Catfish are jumpin’! Seems that Korn Ferry-a high falutin’ company that puts folks in high-paying jobs in big cities-has Rep. Chip Pickering (R-Miss.) on the line for the top spot at the Cellular Telecommunications & Internet Association. How ya’ like that.
On paper, Pickering, who represents Mississippi’s 3rd District, would be one mighty fine catch. The conservative Republican, a wireless-friendly House Commerce Committee member, turns 40 on July 10. Chip’s father, Hattiesburg Judge Charles Pickering Sr. has near cult status among right-wingers on account of Senate Democratic efforts to block President Bush’s nomination of the elder Pickering to the 5th U.S. Circuit Court of Appeals. Civil rights groups and women’s groups don’t much care for Chip’s dad.
Before 9/11, Pickering Jr., a former aide to ex-Senate Majority Leader Trent Lott (R-Miss.), spearheaded industry’s campaign to procure military spectrum for third-generation wireless systems. Pickering backed off after the September 2001 terrorist attacks, shifting attention to securing the homeland and defending America’s catfish farmers.

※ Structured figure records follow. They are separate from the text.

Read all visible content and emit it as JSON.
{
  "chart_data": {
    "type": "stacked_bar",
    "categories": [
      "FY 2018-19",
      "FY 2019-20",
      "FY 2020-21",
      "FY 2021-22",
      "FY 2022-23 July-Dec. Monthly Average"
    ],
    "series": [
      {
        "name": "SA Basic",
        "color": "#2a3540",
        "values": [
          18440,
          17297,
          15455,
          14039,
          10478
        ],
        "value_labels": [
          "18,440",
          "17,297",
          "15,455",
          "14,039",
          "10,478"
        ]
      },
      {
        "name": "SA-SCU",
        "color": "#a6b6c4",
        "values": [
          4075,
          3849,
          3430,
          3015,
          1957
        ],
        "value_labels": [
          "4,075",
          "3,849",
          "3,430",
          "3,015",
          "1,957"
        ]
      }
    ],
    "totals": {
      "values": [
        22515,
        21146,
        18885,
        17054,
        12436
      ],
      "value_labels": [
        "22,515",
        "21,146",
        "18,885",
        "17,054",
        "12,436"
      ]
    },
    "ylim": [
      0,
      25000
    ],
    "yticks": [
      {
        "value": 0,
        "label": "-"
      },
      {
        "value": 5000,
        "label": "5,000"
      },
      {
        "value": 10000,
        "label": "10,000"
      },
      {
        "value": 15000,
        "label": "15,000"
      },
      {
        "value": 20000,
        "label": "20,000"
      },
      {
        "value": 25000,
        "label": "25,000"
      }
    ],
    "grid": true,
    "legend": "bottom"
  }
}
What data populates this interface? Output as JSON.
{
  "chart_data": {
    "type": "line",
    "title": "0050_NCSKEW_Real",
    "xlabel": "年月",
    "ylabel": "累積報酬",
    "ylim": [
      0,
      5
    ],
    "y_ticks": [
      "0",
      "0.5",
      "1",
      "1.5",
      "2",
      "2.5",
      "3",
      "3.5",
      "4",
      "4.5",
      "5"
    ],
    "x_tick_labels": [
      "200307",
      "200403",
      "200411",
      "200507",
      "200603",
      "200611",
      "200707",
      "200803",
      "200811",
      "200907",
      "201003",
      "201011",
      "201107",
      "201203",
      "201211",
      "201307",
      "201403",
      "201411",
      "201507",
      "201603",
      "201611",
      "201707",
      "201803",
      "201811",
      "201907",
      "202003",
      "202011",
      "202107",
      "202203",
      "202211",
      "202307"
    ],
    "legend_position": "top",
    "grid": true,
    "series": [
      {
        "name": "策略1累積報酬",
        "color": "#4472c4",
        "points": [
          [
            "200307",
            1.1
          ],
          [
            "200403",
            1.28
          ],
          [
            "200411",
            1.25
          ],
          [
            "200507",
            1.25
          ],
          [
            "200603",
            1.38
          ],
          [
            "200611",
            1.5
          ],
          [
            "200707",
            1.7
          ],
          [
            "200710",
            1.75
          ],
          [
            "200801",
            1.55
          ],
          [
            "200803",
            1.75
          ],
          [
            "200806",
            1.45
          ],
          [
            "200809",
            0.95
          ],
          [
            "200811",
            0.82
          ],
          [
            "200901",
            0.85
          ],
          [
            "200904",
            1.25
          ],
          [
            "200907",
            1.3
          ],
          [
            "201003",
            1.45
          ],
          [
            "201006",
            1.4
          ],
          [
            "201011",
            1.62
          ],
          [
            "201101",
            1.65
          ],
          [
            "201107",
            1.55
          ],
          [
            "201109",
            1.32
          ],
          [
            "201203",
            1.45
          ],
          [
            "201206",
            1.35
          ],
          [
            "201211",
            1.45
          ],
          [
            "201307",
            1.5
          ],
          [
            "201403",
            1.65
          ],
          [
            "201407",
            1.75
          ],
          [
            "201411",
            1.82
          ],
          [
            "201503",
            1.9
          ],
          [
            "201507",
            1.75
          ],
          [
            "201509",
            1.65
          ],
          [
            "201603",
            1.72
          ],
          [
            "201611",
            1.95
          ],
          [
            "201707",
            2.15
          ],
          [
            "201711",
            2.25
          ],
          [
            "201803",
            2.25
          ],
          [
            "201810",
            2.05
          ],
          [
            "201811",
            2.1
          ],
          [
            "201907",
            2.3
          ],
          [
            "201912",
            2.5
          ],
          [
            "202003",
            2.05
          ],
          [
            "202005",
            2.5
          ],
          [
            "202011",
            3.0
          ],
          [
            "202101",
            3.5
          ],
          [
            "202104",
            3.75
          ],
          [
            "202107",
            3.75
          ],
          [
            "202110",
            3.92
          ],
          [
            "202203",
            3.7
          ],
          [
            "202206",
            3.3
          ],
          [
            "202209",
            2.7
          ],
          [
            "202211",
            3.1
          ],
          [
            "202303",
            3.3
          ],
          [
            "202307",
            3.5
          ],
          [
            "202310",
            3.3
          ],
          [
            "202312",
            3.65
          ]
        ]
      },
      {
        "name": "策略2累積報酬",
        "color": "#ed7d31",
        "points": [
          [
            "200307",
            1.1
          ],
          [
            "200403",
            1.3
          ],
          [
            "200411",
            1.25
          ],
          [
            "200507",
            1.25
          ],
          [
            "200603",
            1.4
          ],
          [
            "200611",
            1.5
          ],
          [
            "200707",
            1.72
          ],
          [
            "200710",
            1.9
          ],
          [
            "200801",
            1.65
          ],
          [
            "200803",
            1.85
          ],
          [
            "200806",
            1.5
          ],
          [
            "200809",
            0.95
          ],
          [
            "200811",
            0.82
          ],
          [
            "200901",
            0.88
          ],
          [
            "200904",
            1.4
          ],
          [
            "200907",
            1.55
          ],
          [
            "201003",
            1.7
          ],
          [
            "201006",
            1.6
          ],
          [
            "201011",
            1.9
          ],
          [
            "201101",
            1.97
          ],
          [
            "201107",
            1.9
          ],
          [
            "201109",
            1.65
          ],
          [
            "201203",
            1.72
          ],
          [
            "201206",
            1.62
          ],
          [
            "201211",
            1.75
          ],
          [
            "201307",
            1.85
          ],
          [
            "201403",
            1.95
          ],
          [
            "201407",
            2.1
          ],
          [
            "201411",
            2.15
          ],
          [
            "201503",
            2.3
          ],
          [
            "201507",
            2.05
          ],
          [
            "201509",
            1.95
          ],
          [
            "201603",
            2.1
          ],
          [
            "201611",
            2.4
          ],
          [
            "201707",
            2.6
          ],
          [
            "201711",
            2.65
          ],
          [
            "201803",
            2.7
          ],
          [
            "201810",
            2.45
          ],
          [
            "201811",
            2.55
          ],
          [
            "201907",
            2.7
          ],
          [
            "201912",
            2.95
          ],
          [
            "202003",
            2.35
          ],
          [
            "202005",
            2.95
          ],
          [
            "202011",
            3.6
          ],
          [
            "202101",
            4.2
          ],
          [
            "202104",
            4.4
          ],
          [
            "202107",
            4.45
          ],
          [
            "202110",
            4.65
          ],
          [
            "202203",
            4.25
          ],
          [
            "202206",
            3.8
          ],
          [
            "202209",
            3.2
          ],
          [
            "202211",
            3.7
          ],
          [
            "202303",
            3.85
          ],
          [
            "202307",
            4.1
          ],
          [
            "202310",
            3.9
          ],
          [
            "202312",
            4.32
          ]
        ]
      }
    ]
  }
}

In the spirit of full disclosure, I confess a certain fondness for catfish, having caught a mess of ’em from the Potomac as a kid. And I’m here to tell you nothing tops fried catfish, hushpuppies, slaw and an ice-cold draft. So I count Pickering’s catfish connection as a big plus.
But that’s probably not why House Majority Leader Tom Delay (R-Texas) and fellow GOPers want Pickering at CTIA. Pickering, being a Republican, is qualification enough. That is, after all, the raison d’etre of the “K Street Project.” Republicans, who control Congress and the White House, want their own running influential trade associations around town. There’s campaign money and political support at stake.
It might be argued picking anyone other than a Republican to succeed CTIA President Tom Wheeler, a Dem, is lunacy and an invitation to trouble.
Political savvy is indispensable, especially for the majordomo of a high-profile wireless trade group whose constituents are federally regulated. But this is a maturing industry whose biggest fights ahead will be fought outside the Beltway. It’s the consumer, stupid. How industry deals with its customer base is what will count most. The backlash over industry efforts to derail local number portability should be a wakeup call for industry to broaden its myopic view of the world beyond official Washington. It also underscores the executive management skill required to keep the fractious troops in line.
Courtesy calls on Capital Hill will not make state regulators, state attorneys general and trial lawyers go away when consumers are angry as hell about dropped calls, termination fees, billing problems and shoddy customer service.
Making Tom Delay happy is not the answer. Keeping 150 million mobile-phone subscribers content is.